Yirmi Temmuz gününde , iki saat içinde;

Bir gemi mahzenine, zorla kapatıldılar.

 

Birkaç mil açılınca, ‘’Nazdarova!’’ denildi.

Kobulov’un emriyle, kapaklar açtırıldı.

Umutlarıyla bir köy, evet, koskoca bir köy;

O hurda gemi ile deryaya batırıldı.

 

O nasıl bir nefretin, kinin yansımasıydı,

Yoktu böyle bir vahşet ne Afrika, ne Çin’de;

Salıverdi dalgalar çürüyen bedenleri;

Kıyılar ceset doldu, birkaç günün içinde.

 

Çok geçmeden sinleri, eserleri yıktılar.

Ne iz varsa, Türkten yana, silindi.

Sürmekle, öldürmekle yok olmayan bu ırkın

Dirilerek, mutlak birgün, döneceği bilindi.

 

Sürgünde bir bebek, nur yüzlü, adı Mustafa;

Özlemle, KIRIM’la büyüdü ÖZBEKİSTAN’da

Hapisteydi, sürgündeydi ya da açlık grevinde;

Payı büyük o yiğidin, yazılan bu destanda.

 

Atıldılar KIRIMLILAR yollara, çukurlara.

Umut denen bir çınarın köklerindeler.

Alşaymadı hiçbiri, yayıldılar aleme;

Civanlarla, yiğitlerle her yerindeler.

 

Yetmiş sekiz yılının yirmi üç Nisanında;

Musa Mahmut, benzin döküp yakmıştı ya kendini;

Onun ruhu, işte o gün, size miras bırakıldı.

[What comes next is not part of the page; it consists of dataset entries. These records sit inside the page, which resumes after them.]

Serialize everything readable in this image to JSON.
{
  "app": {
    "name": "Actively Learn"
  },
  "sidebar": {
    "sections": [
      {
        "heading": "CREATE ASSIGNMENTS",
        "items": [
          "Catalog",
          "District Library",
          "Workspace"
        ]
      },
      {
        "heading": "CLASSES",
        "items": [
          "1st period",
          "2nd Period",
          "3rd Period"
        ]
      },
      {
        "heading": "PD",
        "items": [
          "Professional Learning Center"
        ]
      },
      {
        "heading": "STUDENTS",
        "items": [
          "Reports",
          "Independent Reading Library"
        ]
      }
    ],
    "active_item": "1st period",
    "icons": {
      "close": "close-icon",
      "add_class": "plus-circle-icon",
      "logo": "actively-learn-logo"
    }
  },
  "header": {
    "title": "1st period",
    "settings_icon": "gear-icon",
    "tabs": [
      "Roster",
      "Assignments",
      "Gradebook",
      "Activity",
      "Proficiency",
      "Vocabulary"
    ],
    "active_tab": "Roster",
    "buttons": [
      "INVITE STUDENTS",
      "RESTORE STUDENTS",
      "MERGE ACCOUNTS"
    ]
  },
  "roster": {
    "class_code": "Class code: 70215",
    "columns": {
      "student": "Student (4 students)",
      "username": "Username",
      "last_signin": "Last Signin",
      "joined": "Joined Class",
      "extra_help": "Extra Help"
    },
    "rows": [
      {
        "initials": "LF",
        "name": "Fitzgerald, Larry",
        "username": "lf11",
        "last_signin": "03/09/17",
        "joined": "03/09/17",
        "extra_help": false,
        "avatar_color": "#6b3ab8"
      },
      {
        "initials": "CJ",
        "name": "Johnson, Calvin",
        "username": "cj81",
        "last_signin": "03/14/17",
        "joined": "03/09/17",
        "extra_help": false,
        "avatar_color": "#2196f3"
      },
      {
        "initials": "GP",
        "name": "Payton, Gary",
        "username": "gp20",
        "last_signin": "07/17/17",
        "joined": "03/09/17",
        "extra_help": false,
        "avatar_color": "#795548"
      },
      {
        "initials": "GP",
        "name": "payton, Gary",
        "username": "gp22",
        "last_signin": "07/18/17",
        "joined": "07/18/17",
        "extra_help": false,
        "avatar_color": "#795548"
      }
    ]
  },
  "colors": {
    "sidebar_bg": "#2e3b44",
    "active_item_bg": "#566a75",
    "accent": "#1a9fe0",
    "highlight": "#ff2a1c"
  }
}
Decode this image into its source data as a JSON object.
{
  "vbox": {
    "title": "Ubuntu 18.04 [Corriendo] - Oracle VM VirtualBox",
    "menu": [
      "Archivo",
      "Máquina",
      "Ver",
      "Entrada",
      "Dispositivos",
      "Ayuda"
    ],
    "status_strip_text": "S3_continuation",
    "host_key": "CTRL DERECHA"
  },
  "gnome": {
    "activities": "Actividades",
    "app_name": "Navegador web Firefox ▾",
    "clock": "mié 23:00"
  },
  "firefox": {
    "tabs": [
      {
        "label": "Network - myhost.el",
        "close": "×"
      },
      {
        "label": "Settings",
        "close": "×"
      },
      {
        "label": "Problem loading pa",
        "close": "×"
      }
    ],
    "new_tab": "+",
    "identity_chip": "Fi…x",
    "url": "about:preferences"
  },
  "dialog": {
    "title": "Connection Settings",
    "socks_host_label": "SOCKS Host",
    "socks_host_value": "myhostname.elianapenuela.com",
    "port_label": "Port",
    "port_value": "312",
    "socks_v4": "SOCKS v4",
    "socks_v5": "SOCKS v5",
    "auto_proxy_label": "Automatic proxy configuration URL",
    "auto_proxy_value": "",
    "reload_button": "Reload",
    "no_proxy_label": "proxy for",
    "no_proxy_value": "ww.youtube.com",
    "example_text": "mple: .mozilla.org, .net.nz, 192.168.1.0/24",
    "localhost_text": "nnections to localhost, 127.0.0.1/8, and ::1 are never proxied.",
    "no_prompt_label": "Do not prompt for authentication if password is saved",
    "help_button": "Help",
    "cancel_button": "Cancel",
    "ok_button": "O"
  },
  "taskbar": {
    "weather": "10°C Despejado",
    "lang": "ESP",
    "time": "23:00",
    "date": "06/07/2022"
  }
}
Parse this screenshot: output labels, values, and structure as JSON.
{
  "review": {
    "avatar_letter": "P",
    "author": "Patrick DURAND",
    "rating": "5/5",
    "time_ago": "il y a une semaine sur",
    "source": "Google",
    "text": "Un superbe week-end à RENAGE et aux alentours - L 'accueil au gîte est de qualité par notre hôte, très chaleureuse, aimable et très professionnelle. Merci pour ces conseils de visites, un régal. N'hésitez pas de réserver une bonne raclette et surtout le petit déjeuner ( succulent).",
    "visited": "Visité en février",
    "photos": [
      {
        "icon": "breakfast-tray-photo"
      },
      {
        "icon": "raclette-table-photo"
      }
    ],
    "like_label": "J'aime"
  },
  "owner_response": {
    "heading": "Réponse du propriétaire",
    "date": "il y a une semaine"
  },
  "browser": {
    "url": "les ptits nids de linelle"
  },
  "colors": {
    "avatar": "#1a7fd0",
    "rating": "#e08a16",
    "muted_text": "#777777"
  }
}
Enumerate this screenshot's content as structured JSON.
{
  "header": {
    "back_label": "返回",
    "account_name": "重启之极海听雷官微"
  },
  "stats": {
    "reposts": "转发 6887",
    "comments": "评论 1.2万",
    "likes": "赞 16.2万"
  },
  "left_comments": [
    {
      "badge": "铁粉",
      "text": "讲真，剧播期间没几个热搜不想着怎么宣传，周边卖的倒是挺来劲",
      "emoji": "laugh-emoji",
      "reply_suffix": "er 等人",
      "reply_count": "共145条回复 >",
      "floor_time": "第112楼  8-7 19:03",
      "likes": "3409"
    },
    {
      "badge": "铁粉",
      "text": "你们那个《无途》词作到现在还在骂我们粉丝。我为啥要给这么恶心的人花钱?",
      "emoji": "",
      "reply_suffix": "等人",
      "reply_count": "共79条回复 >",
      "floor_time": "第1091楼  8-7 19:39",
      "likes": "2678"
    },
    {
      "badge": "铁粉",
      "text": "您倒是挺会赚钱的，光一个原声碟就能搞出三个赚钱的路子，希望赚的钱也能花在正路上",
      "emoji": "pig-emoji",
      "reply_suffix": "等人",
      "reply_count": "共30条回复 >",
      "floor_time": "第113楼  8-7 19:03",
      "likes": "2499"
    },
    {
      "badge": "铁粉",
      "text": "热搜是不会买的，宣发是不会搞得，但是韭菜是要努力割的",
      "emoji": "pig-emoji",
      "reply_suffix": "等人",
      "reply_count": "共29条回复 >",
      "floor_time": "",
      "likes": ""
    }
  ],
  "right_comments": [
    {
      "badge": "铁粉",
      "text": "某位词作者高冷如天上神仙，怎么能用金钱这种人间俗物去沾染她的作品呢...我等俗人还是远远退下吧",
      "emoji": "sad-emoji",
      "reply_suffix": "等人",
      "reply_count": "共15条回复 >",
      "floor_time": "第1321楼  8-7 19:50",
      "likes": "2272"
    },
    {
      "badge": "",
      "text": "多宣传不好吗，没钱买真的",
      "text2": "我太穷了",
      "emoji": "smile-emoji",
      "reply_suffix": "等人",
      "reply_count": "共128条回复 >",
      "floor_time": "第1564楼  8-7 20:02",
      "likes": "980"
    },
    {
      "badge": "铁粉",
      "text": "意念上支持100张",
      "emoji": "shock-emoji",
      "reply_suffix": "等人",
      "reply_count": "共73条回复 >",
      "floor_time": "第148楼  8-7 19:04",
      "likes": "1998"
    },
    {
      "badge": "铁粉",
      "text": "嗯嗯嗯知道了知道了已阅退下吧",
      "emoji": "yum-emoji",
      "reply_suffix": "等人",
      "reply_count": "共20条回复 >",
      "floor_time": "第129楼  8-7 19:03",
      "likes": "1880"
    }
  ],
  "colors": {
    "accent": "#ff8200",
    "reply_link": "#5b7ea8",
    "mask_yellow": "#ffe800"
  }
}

Yırtacaktır, sizdeki ruh, Kırım’ın kefenini.

 

Yıl iki bin onaltı, hasret doruklardayken,

Bir şarkı yankılandı JAMALA’nın dilinde.

Farklı olsa da kasap , hesap aynı hesaptı;

Hortladı yine zulüm, Türk’ün Kırım ilinde.

 

Gözünü aç TÜRK OĞLU; uyuma ve öyle kal;

Kemgözler çok, viran bağa bülbül konup ötmezmiş.

Ateş devşir, hep yanık tut, o kutsal meş’aleyi

Bir topal bit, bir gecede, dokuz yorgan gezermiş.

 

Rabbimiz bir, ülkümüz bir, yolumuz birdir bizim.

Neysek oyuz, değişmeyiz, kimse posta bürünmez.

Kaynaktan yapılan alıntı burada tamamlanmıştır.